Personal Shopper, d'Olivier Assayas (France, 2016)

personal shopperSamedi 17 décembre 2016, MK2 Odéon.

Un étrange film un peu patchwork, qui glisse du drame intimiste et existentiel (l'héroïne, Kristen Stewart, vient de perdre son frère et se morfond dans un job alimentaire qui exalte le superficiel) au polar en passant par le fantastique et l'horreur. Mais tout ceci est filmé avec la classe habituelle d'Assayas et la grâce innée de l'actrice principale qui incarne à la perfection cette jeune femme désemparée, à la modernité intemporelle.

1 janvier 2017

Manchester by the sea, de Kenneth Lonergan (USA, 2016)

manchester by the seaLundi 26 décembre 2016, MK2 Odéon.
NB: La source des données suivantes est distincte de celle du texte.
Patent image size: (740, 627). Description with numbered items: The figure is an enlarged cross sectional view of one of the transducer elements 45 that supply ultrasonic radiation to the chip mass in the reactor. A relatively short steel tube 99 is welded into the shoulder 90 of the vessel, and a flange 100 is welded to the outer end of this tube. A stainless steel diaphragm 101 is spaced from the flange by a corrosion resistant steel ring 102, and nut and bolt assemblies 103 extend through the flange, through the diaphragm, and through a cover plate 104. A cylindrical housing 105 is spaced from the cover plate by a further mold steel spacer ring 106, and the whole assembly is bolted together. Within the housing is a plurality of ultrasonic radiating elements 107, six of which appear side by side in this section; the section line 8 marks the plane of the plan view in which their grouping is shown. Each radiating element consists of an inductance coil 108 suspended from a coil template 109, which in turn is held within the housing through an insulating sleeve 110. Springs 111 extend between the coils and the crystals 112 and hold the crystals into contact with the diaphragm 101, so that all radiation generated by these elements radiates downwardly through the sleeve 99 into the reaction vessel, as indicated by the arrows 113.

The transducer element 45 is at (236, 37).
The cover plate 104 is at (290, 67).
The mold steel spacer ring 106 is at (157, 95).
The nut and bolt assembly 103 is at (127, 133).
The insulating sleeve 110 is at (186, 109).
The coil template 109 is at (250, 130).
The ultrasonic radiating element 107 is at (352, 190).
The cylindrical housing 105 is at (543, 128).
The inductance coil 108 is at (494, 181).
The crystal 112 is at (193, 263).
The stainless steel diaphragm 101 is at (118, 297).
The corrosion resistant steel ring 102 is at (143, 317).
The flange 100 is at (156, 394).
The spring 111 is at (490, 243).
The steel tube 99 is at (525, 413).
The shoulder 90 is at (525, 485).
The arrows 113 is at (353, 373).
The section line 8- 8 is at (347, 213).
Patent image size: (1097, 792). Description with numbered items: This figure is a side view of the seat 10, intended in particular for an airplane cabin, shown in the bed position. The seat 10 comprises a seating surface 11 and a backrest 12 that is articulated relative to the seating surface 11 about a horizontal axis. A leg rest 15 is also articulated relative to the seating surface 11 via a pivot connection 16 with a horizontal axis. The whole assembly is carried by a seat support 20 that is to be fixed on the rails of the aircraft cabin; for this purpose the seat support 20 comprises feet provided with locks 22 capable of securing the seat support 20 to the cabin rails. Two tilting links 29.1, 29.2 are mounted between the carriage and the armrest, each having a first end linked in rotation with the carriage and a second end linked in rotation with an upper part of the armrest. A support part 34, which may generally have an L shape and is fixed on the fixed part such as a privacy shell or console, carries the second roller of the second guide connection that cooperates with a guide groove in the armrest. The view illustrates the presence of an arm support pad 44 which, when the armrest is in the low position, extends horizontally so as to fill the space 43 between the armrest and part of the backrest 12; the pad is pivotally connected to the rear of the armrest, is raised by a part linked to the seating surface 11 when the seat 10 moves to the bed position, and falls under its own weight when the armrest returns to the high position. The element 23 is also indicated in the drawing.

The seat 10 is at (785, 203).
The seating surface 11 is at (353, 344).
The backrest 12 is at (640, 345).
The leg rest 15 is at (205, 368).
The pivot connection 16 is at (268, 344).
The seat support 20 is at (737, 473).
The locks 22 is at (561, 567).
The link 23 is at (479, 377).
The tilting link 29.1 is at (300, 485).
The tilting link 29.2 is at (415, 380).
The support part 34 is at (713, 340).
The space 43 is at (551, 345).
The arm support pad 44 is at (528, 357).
Un très grand film qui évoque sans artifice un de ces très grands drames qui peuvent anéantir une vie, sans espoir de renaissance. Une narration extrêmement pudique et un jeu d'acteurs tout en retenue servent ce film bouleversant et superbe. Jason Affleck est magnifique.

1 janvier 2017

Diamond Island, de Davy Chou (France, Cambodge 2016)

diamond islandSamedi 31 décembre 2016, MK2 Odéon.

Déambulations nocturnes et questionnements amoureux pour le jeune Bora et ses copains, débarqués de leur campagne pour travailler sur les chantiers de construction de Diamond Island, une excroissance de luxe bétonnée de Phnom Penh. Filmé avec fraîcheur et parfois de réels instants de grâce, comme lorsque les jeunes gens sillonnent les avenues la nuit avec leurs engins motorisés, l'ensemble réserve aussi des séquences pleines d'humour. Pour filmer un environnement pourtant pas très facile, le propos sait être tendre et lucide, désenchanté mais sans cynisme, honnête et sain en quelque sorte, sans doute à hauteur du regard de ces jeunes ouvriers déracinés.

13 novembre 2016

La mort de Louis XIV, d'Albert Serra (France, Espagne, 2016)

la mort de louis 14Samedi 5 novembre 2016, MK2 Odéon.

Impeccablement sobre, même dans la somptuosité des costumes et le soin apporté dans le casting, vivants portraits de gentilhommes de cour, cette splendeur crépusculaire nous fait assister aux derniers instants du roi agonisant et nous force à retenir notre respiration pour mieux entendre celle de celui qui s'éteint lentement et douloureusement, et les chuchotements de ceux qui l'entourent avec une sollicitude impuissante. Deux heures durant, c'est comme si nous assistions à notre propre agonie et la déchéance à venir de notre corps, car il est impossible de ne pas superposer au visage de Jean-Pierre Léaud, vieillard magnifique et ravagé, celui de l'adolescent des 400 coups. Aussi, le coeur s'étreint à chaque plan devant le spectacle de ce qui préfigure notre fin. Splendide et audacieux.

4 décembre 2016

Freaks, de Tod Browning (USA, 1932)

freaksSamedi 3 décembre 2016, le Grand Action.

Où les vrais monstres ne sont pas ceux que l’on croit, où l’humanité vraie ne s’exprime que par le cœur. Un film unique et inclassable qui garde une force inouïe, avec une image magnifique, pleinement expressionniste lors des scènes finales. Inégalé depuis 85 ans !

13 novembre 2016

Aquarius, de Kleber Mendonça Filho (France, Brésil, 2016)

aquariusVendredi 4 novembre 2016, MK2 Beaubourg.

Clara, ancienne critique musicale, veuve, la soixantaine, rescapée d'un cancer et issue de la classe moyenne aisée, résiste à l'offre de rachat de son appartement par un promoteur immobilier. Je n'ai trouvé aucun intérêt à ce récit ennuyeux, campé par un personnage féminin plutôt antipathique, chez qui dominent l'orgueil et l'égoïsme, voire l'arrogance des nantis. Très déçue, d'autant que j'avais beaucoup apprécié Les bruits de Recife.